Abstract
Primordial follicles are quiescent ovarian structures comprised of a single oocyte surrounded by a layer of somatic supporting pregranulosa cells. Primordial follicle activation is the first step towards oocyte maturation and, ultimately, ovulation. As the number of quiescent primordial follicles is finite, their rate of activation is a critical parameter of the duration of the female reproductive lifespan. Activation status is established by the presence of cuboidal and proliferative granulosa cells in primary follicles, rather than squamous and quiescent pregranulosa cells in primordial follicles. Here, using a continuous Entropy Sort Feature Weighting approach on single-cell RNA sequencing data, we identify a distinct transcriptomic signature of activating pregranulosa cells in neonatal wildtype mice. This signature contains several genes previously linked with mature granulosa cells as well several novel candidates: Slc18a2, Tnni3, Fam13a and Myo1e. We confirm expression of Slc18a2 and TNNI3 in the granulosa cells of activating follicles in embryonic, neonatal and adult mouse ovaries. Perturbation of cell cycle inhibitor p27kip1 in Cdkn1b-/- mice results in complete activation of all primordial follicles during this neonatal period. Contrary to previous reports on this established mouse model, we find substantial transcriptomic changes in embryonic Cdkn1b-/- ovaries. Upon loss of cell-cycle inhibition we find increased expression of our signature of pregranulosa cell activation, particularly that of cardiac troponin I (Tnni3). We conclude that pregranulosa cells engage a distinct transcriptional programme prior to cell-cycle dependent primordial follicle activation.

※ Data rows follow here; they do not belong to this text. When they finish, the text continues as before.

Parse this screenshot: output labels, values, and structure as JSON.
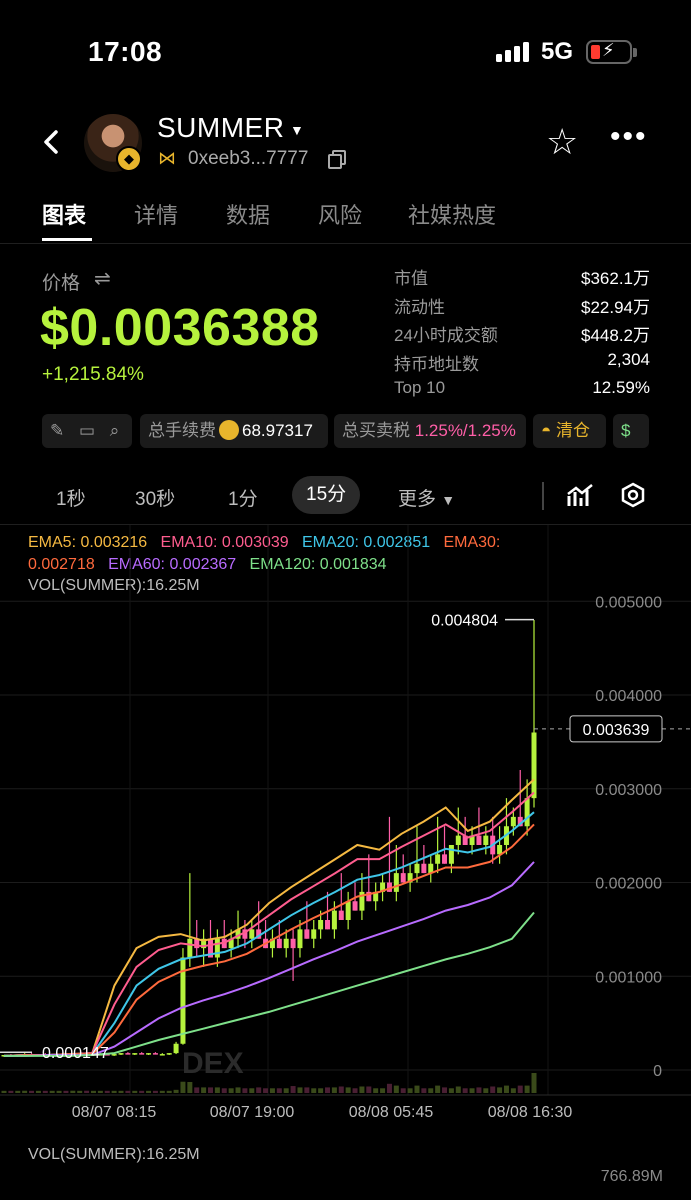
{
  "status_bar": {
    "time": "17:08",
    "network": "5G"
  },
  "header": {
    "token_name": "SUMMER",
    "address": "0xeeb3...7777",
    "icons": [
      "back-icon",
      "caret-down-icon",
      "chain-icon",
      "copy-icon",
      "star-icon",
      "more-icon"
    ]
  },
  "tabs": [
    "图表",
    "详情",
    "数据",
    "风险",
    "社媒热度"
  ],
  "price": {
    "label": "价格",
    "value": "$0.0036388",
    "change": "+1,215.84%"
  },
  "stats": [
    {
      "key": "市值",
      "value": "$362.1万"
    },
    {
      "key": "流动性",
      "value": "$22.94万"
    },
    {
      "key": "24小时成交额",
      "value": "$448.2万"
    },
    {
      "key": "持币地址数",
      "value": "2,304"
    },
    {
      "key": "Top 10",
      "value": "12.59%"
    }
  ],
  "chips": {
    "fee_label": "总手续费",
    "fee_value": "68.97317",
    "tax_label": "总买卖税",
    "tax_value": "1.25%/1.25%",
    "clear_label": "清仓"
  },
  "timeframes": [
    "1秒",
    "30秒",
    "1分",
    "15分",
    "更多"
  ],
  "active_timeframe": "15分",
  "ema": {
    "ema5_label": "EMA5:",
    "ema5": "0.003216",
    "ema10_label": "EMA10:",
    "ema10": "0.003039",
    "ema20_label": "EMA20:",
    "ema20": "0.002851",
    "ema30_label": "EMA30:",
    "ema30": "0.002718",
    "ema60_label": "EMA60:",
    "ema60": "0.002367",
    "ema120_label": "EMA120:",
    "ema120": "0.001834",
    "vol_line": "VOL(SUMMER):16.25M"
  },
  "colors": {
    "up": "#b6f23d",
    "down": "#ff5fa8",
    "ema5": "#f5b942",
    "ema10": "#ff5d8f",
    "ema20": "#3fc6e8",
    "ema30": "#ff6a3d",
    "ema60": "#b86bff",
    "ema120": "#7ee08a"
  },
  "chart_data": {
    "type": "candlestick",
    "y_ticks": [
      "0.005000",
      "0.004000",
      "0.003000",
      "0.002000",
      "0.001000",
      "0"
    ],
    "ylim": [
      0,
      0.0056
    ],
    "x_ticks": [
      "08/07 08:15",
      "08/07 19:00",
      "08/08 05:45",
      "08/08 16:30"
    ],
    "high_marker": "0.004804",
    "low_marker": "0.000147",
    "current_price_tag": "0.003639",
    "watermark": "DEX",
    "series": [
      {
        "name": "EMA5",
        "values": [
          0.00015,
          0.00016,
          0.00016,
          0.00017,
          0.00018,
          0.0009,
          0.0013,
          0.00142,
          0.00145,
          0.00138,
          0.00142,
          0.00155,
          0.00178,
          0.00195,
          0.0021,
          0.00225,
          0.0024,
          0.00235,
          0.00252,
          0.00265,
          0.0028,
          0.00255,
          0.00265,
          0.00288,
          0.0031
        ]
      },
      {
        "name": "EMA10",
        "values": [
          0.00015,
          0.00016,
          0.00016,
          0.00017,
          0.00018,
          0.0007,
          0.0011,
          0.00128,
          0.00135,
          0.00132,
          0.00136,
          0.00148,
          0.00165,
          0.00182,
          0.00196,
          0.0021,
          0.00225,
          0.00225,
          0.00238,
          0.0025,
          0.00262,
          0.00248,
          0.00255,
          0.00275,
          0.00296
        ]
      },
      {
        "name": "EMA20",
        "values": [
          0.00015,
          0.00016,
          0.00016,
          0.00017,
          0.00017,
          0.0005,
          0.0009,
          0.00108,
          0.00118,
          0.00122,
          0.00126,
          0.00135,
          0.0015,
          0.00165,
          0.00178,
          0.0019,
          0.00203,
          0.00208,
          0.00216,
          0.00226,
          0.00236,
          0.00232,
          0.00238,
          0.00255,
          0.00275
        ]
      },
      {
        "name": "EMA30",
        "values": [
          0.00015,
          0.00016,
          0.00016,
          0.00017,
          0.00017,
          0.0004,
          0.00075,
          0.00094,
          0.00105,
          0.00111,
          0.00116,
          0.00124,
          0.00137,
          0.0015,
          0.00162,
          0.00173,
          0.00185,
          0.0019,
          0.00198,
          0.00207,
          0.00216,
          0.00216,
          0.00222,
          0.00238,
          0.00262
        ]
      },
      {
        "name": "EMA60",
        "values": [
          0.00015,
          0.00015,
          0.00016,
          0.00016,
          0.00016,
          0.00025,
          0.0004,
          0.00055,
          0.00066,
          0.00074,
          0.00081,
          0.00089,
          0.00098,
          0.00108,
          0.00118,
          0.00127,
          0.00137,
          0.00145,
          0.00153,
          0.00161,
          0.0017,
          0.00176,
          0.00184,
          0.00197,
          0.00222
        ]
      },
      {
        "name": "EMA120",
        "values": [
          0.00015,
          0.00015,
          0.00015,
          0.00015,
          0.00016,
          0.00018,
          0.00025,
          0.00032,
          0.00038,
          0.00044,
          0.0005,
          0.00056,
          0.00062,
          0.00069,
          0.00076,
          0.00083,
          0.0009,
          0.00097,
          0.00104,
          0.00111,
          0.00118,
          0.00124,
          0.00131,
          0.0014,
          0.00168
        ]
      }
    ],
    "candles": [
      [
        0.00015,
        0.00016,
        0.00014,
        0.00016
      ],
      [
        0.00016,
        0.00017,
        0.00015,
        0.00015
      ],
      [
        0.00015,
        0.00016,
        0.00014,
        0.00016
      ],
      [
        0.00016,
        0.00018,
        0.00015,
        0.00017
      ],
      [
        0.00017,
        0.00018,
        0.00016,
        0.00016
      ],
      [
        0.00016,
        0.00017,
        0.00015,
        0.00017
      ],
      [
        0.00017,
        0.00018,
        0.00016,
        0.00016
      ],
      [
        0.00016,
        0.00017,
        0.00015,
        0.00016
      ],
      [
        0.00016,
        0.00017,
        0.00015,
        0.00017
      ],
      [
        0.00017,
        0.00018,
        0.00016,
        0.00016
      ],
      [
        0.00016,
        0.00018,
        0.00015,
        0.00017
      ],
      [
        0.00017,
        0.00018,
        0.00016,
        0.00017
      ],
      [
        0.00017,
        0.00019,
        0.00016,
        0.00016
      ],
      [
        0.00016,
        0.00017,
        0.00015,
        0.00017
      ],
      [
        0.00017,
        0.00018,
        0.00016,
        0.00017
      ],
      [
        0.00017,
        0.00018,
        0.00016,
        0.00016
      ],
      [
        0.00016,
        0.00017,
        0.00015,
        0.00017
      ],
      [
        0.00017,
        0.00018,
        0.00016,
        0.00018
      ],
      [
        0.00018,
        0.00019,
        0.00017,
        0.00017
      ],
      [
        0.00017,
        0.00018,
        0.00016,
        0.00018
      ],
      [
        0.00018,
        0.00019,
        0.00017,
        0.00017
      ],
      [
        0.00017,
        0.00018,
        0.00016,
        0.00018
      ],
      [
        0.00018,
        0.00019,
        0.00017,
        0.00017
      ],
      [
        0.00017,
        0.00018,
        0.00016,
        0.00017
      ],
      [
        0.00017,
        0.00018,
        0.00016,
        0.00018
      ],
      [
        0.00018,
        0.0003,
        0.00017,
        0.00028
      ],
      [
        0.00028,
        0.0013,
        0.00027,
        0.0012
      ],
      [
        0.0012,
        0.0021,
        0.0011,
        0.0014
      ],
      [
        0.0014,
        0.0016,
        0.0012,
        0.0013
      ],
      [
        0.0013,
        0.0015,
        0.0011,
        0.0014
      ],
      [
        0.0014,
        0.0016,
        0.0012,
        0.0012
      ],
      [
        0.0012,
        0.0015,
        0.0011,
        0.0014
      ],
      [
        0.0014,
        0.0016,
        0.0013,
        0.0013
      ],
      [
        0.0013,
        0.0015,
        0.0012,
        0.0014
      ],
      [
        0.0014,
        0.0017,
        0.0013,
        0.0015
      ],
      [
        0.0015,
        0.0016,
        0.0013,
        0.0014
      ],
      [
        0.0014,
        0.0016,
        0.0013,
        0.0015
      ],
      [
        0.0015,
        0.0018,
        0.0014,
        0.0014
      ],
      [
        0.0014,
        0.0016,
        0.0013,
        0.0013
      ],
      [
        0.0013,
        0.0015,
        0.0012,
        0.0014
      ],
      [
        0.0014,
        0.0016,
        0.0013,
        0.0013
      ],
      [
        0.0013,
        0.0015,
        0.0012,
        0.0014
      ],
      [
        0.0014,
        0.0015,
        0.00095,
        0.0013
      ],
      [
        0.0013,
        0.0016,
        0.0012,
        0.0015
      ],
      [
        0.0015,
        0.0018,
        0.0014,
        0.0014
      ],
      [
        0.0014,
        0.0016,
        0.0013,
        0.0015
      ],
      [
        0.0015,
        0.0017,
        0.0014,
        0.0016
      ],
      [
        0.0016,
        0.0019,
        0.0015,
        0.0015
      ],
      [
        0.0015,
        0.0018,
        0.0014,
        0.0017
      ],
      [
        0.0017,
        0.0021,
        0.0016,
        0.0016
      ],
      [
        0.0016,
        0.0019,
        0.0015,
        0.0018
      ],
      [
        0.0018,
        0.002,
        0.0017,
        0.0017
      ],
      [
        0.0017,
        0.0021,
        0.0016,
        0.0019
      ],
      [
        0.0019,
        0.0023,
        0.0018,
        0.0018
      ],
      [
        0.0018,
        0.002,
        0.0017,
        0.0019
      ],
      [
        0.0019,
        0.0021,
        0.0018,
        0.002
      ],
      [
        0.002,
        0.0027,
        0.0019,
        0.0019
      ],
      [
        0.0019,
        0.0024,
        0.0018,
        0.0021
      ],
      [
        0.0021,
        0.0023,
        0.002,
        0.002
      ],
      [
        0.002,
        0.0022,
        0.0019,
        0.0021
      ],
      [
        0.0021,
        0.0026,
        0.002,
        0.0022
      ],
      [
        0.0022,
        0.0024,
        0.0021,
        0.0021
      ],
      [
        0.0021,
        0.0023,
        0.002,
        0.0022
      ],
      [
        0.0022,
        0.0027,
        0.0021,
        0.0023
      ],
      [
        0.0023,
        0.0026,
        0.0022,
        0.0022
      ],
      [
        0.0022,
        0.0024,
        0.0021,
        0.0024
      ],
      [
        0.0024,
        0.0028,
        0.0023,
        0.0025
      ],
      [
        0.0025,
        0.0027,
        0.0024,
        0.0024
      ],
      [
        0.0024,
        0.0026,
        0.0023,
        0.0025
      ],
      [
        0.0025,
        0.0028,
        0.0024,
        0.0024
      ],
      [
        0.0024,
        0.0026,
        0.0023,
        0.0025
      ],
      [
        0.0025,
        0.0027,
        0.0022,
        0.0023
      ],
      [
        0.0023,
        0.0026,
        0.0022,
        0.0024
      ],
      [
        0.0024,
        0.0029,
        0.0023,
        0.0026
      ],
      [
        0.0026,
        0.0028,
        0.0025,
        0.0027
      ],
      [
        0.0027,
        0.0032,
        0.0026,
        0.0026
      ],
      [
        0.0026,
        0.0031,
        0.0025,
        0.0029
      ],
      [
        0.0029,
        0.0048,
        0.0028,
        0.0036
      ]
    ]
  }
}
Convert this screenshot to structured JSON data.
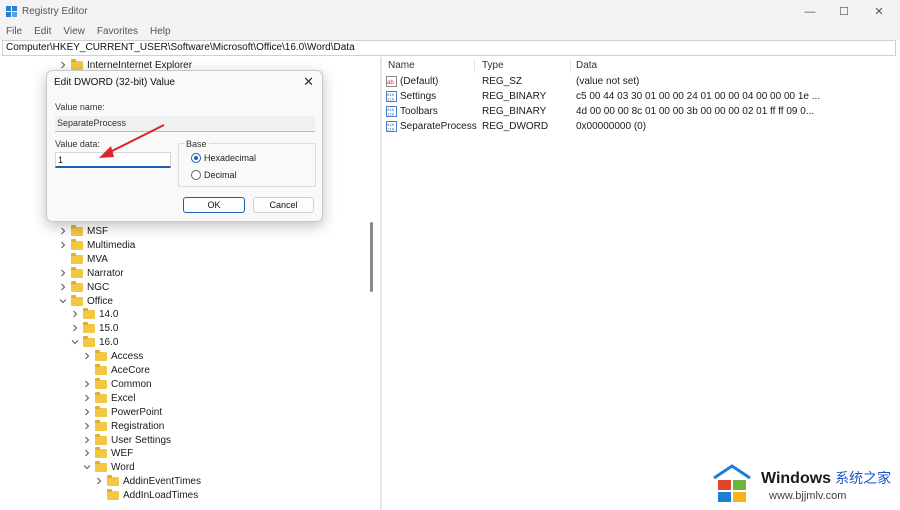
{
  "window": {
    "title": "Registry Editor",
    "controls": {
      "minimize": "—",
      "maximize": "☐",
      "close": "✕"
    }
  },
  "menu": [
    "File",
    "Edit",
    "View",
    "Favorites",
    "Help"
  ],
  "address": "Computer\\HKEY_CURRENT_USER\\Software\\Microsoft\\Office\\16.0\\Word\\Data",
  "tree": {
    "top_item": "InterneInternet Explorer",
    "items": [
      {
        "label": "MSF",
        "chevron": "right"
      },
      {
        "label": "Multimedia",
        "chevron": "right"
      },
      {
        "label": "MVA",
        "chevron": "none"
      },
      {
        "label": "Narrator",
        "chevron": "right"
      },
      {
        "label": "NGC",
        "chevron": "right"
      },
      {
        "label": "Office",
        "chevron": "down"
      },
      {
        "label": "14.0",
        "chevron": "right"
      },
      {
        "label": "15.0",
        "chevron": "right"
      },
      {
        "label": "16.0",
        "chevron": "down"
      },
      {
        "label": "Access",
        "chevron": "right"
      },
      {
        "label": "AceCore",
        "chevron": "none"
      },
      {
        "label": "Common",
        "chevron": "right"
      },
      {
        "label": "Excel",
        "chevron": "right"
      },
      {
        "label": "PowerPoint",
        "chevron": "right"
      },
      {
        "label": "Registration",
        "chevron": "right"
      },
      {
        "label": "User Settings",
        "chevron": "right"
      },
      {
        "label": "WEF",
        "chevron": "right"
      },
      {
        "label": "Word",
        "chevron": "down"
      },
      {
        "label": "AddinEventTimes",
        "chevron": "right"
      },
      {
        "label": "AddInLoadTimes",
        "chevron": "none"
      }
    ]
  },
  "list": {
    "columns": [
      "Name",
      "Type",
      "Data"
    ],
    "rows": [
      {
        "icon": "string-value-icon",
        "name": "(Default)",
        "type": "REG_SZ",
        "data": "(value not set)"
      },
      {
        "icon": "binary-value-icon",
        "name": "Settings",
        "type": "REG_BINARY",
        "data": "c5 00 44 03 30 01 00 00 24 01 00 00 04 00 00 00 1e ..."
      },
      {
        "icon": "binary-value-icon",
        "name": "Toolbars",
        "type": "REG_BINARY",
        "data": "4d 00 00 00 8c 01 00 00 3b 00 00 00 02 01 ff ff 09 0..."
      },
      {
        "icon": "binary-value-icon",
        "name": "SeparateProcess",
        "type": "REG_DWORD",
        "data": "0x00000000 (0)"
      }
    ]
  },
  "dialog": {
    "title": "Edit DWORD (32-bit) Value",
    "close": "✕",
    "value_name_label": "Value name:",
    "value_name": "SeparateProcess",
    "value_data_label": "Value data:",
    "value_data": "1",
    "base_label": "Base",
    "hex_label": "Hexadecimal",
    "dec_label": "Decimal",
    "selected_base": "Hexadecimal",
    "ok": "OK",
    "cancel": "Cancel"
  },
  "watermark": {
    "main": "Windows",
    "cn": "系统之家",
    "url": "www.bjjmlv.com"
  },
  "colors": {
    "accent": "#1a5fb4",
    "folder": "#f2c744",
    "arrow": "#d9262b"
  }
}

Competing Interest Statement
The authors have declared no competing interest.
Footnotes
This manuscript was deposited in BioRxiv as a preprint (https://doi.org/10.1101/2022.10.24.513438). The copyright holder for this preprint is the author/funder, who has granted bioRxiv a license to display the preprint in perpetuity. It is made available under a CC-BY 4.0 International license.
This manuscript has been revised to focus on the transcriptional changes in pregranulosa cells, using a new bioinformatic method. The manuscript also includes new data including Figure 3 and Supplemental Figures 2 and 3.